I want to prevent data harvesting in my site (except googlebot of course). I am guessing relying on the UserAgent of GB is not strong enough (every bot can fake it)
How can I still authenticate GoogleBot to avoid fakes.
The official way is by using a combination of forward and reverse DNS lookups; they can't fake that!
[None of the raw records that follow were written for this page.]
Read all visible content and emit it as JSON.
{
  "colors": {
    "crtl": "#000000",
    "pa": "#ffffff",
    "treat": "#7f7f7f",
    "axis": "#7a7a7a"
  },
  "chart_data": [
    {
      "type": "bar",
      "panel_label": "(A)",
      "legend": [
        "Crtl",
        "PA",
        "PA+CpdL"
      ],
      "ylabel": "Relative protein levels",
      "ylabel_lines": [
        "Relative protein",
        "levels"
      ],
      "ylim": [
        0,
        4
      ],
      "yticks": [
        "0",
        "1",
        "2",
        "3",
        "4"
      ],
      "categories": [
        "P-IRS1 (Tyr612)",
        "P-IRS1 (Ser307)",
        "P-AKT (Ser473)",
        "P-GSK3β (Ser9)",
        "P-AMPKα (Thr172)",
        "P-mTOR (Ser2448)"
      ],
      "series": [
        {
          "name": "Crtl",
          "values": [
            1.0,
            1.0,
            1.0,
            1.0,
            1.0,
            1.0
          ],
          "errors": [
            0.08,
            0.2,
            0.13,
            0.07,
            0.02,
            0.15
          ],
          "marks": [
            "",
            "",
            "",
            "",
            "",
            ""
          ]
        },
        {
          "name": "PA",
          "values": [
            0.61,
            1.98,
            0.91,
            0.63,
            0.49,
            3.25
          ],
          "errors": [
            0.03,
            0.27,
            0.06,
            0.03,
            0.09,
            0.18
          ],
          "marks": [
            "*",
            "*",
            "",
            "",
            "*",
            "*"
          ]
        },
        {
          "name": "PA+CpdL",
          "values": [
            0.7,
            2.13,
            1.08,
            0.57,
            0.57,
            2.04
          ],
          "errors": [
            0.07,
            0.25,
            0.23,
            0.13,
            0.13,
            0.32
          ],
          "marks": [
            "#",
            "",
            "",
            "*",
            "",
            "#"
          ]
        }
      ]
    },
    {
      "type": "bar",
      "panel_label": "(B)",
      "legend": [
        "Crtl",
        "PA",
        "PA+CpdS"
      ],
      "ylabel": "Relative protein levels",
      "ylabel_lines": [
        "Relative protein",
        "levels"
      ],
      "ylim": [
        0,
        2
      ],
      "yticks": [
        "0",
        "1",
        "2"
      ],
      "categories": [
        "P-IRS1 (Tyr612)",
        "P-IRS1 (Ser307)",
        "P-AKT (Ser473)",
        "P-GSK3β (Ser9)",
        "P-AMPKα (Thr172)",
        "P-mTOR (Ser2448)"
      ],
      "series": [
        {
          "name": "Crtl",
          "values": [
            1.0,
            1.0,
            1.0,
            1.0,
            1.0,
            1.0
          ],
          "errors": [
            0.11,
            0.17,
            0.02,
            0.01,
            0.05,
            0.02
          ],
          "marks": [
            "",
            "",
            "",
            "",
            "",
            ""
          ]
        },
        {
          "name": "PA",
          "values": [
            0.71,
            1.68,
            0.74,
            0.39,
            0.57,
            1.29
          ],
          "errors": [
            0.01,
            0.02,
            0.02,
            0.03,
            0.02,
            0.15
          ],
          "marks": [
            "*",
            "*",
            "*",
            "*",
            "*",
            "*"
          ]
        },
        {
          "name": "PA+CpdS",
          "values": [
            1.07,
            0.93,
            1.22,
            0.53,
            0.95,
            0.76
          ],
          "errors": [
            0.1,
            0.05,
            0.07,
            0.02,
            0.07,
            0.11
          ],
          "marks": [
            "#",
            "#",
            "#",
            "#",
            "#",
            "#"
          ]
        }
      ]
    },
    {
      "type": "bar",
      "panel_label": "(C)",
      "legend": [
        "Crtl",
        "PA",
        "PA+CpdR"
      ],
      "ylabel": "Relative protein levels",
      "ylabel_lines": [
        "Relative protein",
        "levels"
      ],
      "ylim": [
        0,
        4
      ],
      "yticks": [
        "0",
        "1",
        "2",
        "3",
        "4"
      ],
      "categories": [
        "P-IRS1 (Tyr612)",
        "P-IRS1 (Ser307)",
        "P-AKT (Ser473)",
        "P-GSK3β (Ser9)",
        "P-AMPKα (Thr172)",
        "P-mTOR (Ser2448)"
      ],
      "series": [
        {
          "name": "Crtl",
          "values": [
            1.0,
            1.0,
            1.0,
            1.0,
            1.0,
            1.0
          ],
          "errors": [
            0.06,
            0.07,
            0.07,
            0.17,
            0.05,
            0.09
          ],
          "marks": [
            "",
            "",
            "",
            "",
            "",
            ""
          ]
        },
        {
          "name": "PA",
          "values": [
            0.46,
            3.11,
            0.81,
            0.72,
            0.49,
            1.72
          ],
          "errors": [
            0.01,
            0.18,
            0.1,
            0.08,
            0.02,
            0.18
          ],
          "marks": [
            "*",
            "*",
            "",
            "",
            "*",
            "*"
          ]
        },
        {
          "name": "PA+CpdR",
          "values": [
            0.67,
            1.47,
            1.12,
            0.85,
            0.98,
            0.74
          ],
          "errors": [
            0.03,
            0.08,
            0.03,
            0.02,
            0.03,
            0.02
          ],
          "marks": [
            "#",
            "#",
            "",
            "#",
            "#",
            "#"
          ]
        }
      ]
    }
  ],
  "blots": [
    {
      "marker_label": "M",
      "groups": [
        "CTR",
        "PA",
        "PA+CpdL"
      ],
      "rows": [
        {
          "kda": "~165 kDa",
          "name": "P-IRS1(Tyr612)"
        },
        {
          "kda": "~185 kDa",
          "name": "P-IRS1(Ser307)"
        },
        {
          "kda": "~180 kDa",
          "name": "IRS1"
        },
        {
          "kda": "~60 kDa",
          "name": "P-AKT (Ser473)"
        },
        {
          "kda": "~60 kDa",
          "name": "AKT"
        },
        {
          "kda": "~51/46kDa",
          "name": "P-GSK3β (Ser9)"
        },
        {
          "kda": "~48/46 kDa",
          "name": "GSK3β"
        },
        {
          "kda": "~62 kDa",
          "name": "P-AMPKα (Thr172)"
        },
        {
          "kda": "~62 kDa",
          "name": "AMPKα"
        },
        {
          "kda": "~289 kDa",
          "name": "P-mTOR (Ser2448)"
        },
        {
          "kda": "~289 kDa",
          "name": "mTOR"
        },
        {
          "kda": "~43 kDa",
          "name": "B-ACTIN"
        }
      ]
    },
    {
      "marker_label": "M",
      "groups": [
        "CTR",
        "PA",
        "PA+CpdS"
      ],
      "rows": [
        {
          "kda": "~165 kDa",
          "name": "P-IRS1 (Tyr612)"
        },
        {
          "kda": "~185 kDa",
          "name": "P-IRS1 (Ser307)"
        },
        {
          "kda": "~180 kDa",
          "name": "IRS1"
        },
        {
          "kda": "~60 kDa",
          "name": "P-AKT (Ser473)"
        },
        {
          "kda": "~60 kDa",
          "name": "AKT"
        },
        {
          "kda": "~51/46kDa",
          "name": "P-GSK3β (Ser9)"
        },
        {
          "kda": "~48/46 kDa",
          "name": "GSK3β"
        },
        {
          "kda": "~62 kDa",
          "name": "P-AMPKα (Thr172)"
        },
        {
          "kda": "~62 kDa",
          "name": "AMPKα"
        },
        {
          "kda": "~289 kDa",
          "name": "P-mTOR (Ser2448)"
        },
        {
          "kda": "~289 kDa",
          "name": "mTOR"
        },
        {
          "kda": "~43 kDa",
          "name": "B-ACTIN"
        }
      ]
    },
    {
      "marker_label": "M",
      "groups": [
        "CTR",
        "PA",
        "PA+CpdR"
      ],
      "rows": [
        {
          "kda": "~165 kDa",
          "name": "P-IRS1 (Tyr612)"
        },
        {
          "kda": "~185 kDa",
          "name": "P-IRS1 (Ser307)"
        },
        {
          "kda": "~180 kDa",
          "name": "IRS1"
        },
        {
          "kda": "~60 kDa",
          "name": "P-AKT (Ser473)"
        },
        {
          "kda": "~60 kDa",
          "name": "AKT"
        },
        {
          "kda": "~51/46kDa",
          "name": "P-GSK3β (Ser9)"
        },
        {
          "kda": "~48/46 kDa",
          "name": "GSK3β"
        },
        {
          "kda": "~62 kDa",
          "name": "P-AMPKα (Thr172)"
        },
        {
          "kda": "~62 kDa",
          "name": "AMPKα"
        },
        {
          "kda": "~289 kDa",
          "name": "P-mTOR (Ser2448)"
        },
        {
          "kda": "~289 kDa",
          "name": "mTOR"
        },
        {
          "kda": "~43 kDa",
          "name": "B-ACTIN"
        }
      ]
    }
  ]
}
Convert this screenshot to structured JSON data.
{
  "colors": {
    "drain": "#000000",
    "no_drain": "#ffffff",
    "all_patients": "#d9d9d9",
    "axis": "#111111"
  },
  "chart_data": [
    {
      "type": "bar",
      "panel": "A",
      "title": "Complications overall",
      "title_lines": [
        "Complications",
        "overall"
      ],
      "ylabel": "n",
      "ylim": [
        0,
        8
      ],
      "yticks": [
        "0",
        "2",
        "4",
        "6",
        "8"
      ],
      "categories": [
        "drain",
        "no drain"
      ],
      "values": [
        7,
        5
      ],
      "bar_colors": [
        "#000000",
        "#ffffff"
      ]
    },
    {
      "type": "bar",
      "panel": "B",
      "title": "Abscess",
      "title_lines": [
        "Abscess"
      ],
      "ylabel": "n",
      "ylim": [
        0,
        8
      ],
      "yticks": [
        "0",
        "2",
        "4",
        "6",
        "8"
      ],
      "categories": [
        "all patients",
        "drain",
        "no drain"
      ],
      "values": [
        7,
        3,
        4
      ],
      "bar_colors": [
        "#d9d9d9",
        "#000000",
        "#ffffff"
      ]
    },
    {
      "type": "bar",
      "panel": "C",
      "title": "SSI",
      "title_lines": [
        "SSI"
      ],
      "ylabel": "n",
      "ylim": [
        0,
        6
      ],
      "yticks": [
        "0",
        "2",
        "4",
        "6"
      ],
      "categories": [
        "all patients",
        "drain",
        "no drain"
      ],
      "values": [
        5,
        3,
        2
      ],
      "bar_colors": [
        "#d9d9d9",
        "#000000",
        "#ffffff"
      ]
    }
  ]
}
More information is here from Google's Webmaster blog: How to verify Googlebot
Telling webmasters to use DNS to verify on a case-by-case basis seems like the best way to go. I think the recommended technique would be to do a reverse DNS lookup, verify that the name is in the googlebot.com domain, and then do a corresponding forward DNS->IP lookup using that googlebot.com name; eg:
> host 66.249.66.1 1.66.249.66.in-addr.arpa domain name pointer crawl-66-249-66-1.googlebot.com. > host crawl-66-249-66-1.googlebot.com crawl-66-249-66-1.googlebot.com has address 66.249.66.1
I don't think just doing a reverse DNS lookup is sufficient, because a spoofer could set up reverse DNS to point to
crawl-a-b-c-d.googlebot.com
.
However, I recommend caching the results of this per-IP lookup and only performing it periodically so as not to introduce too much overhead through your validation process.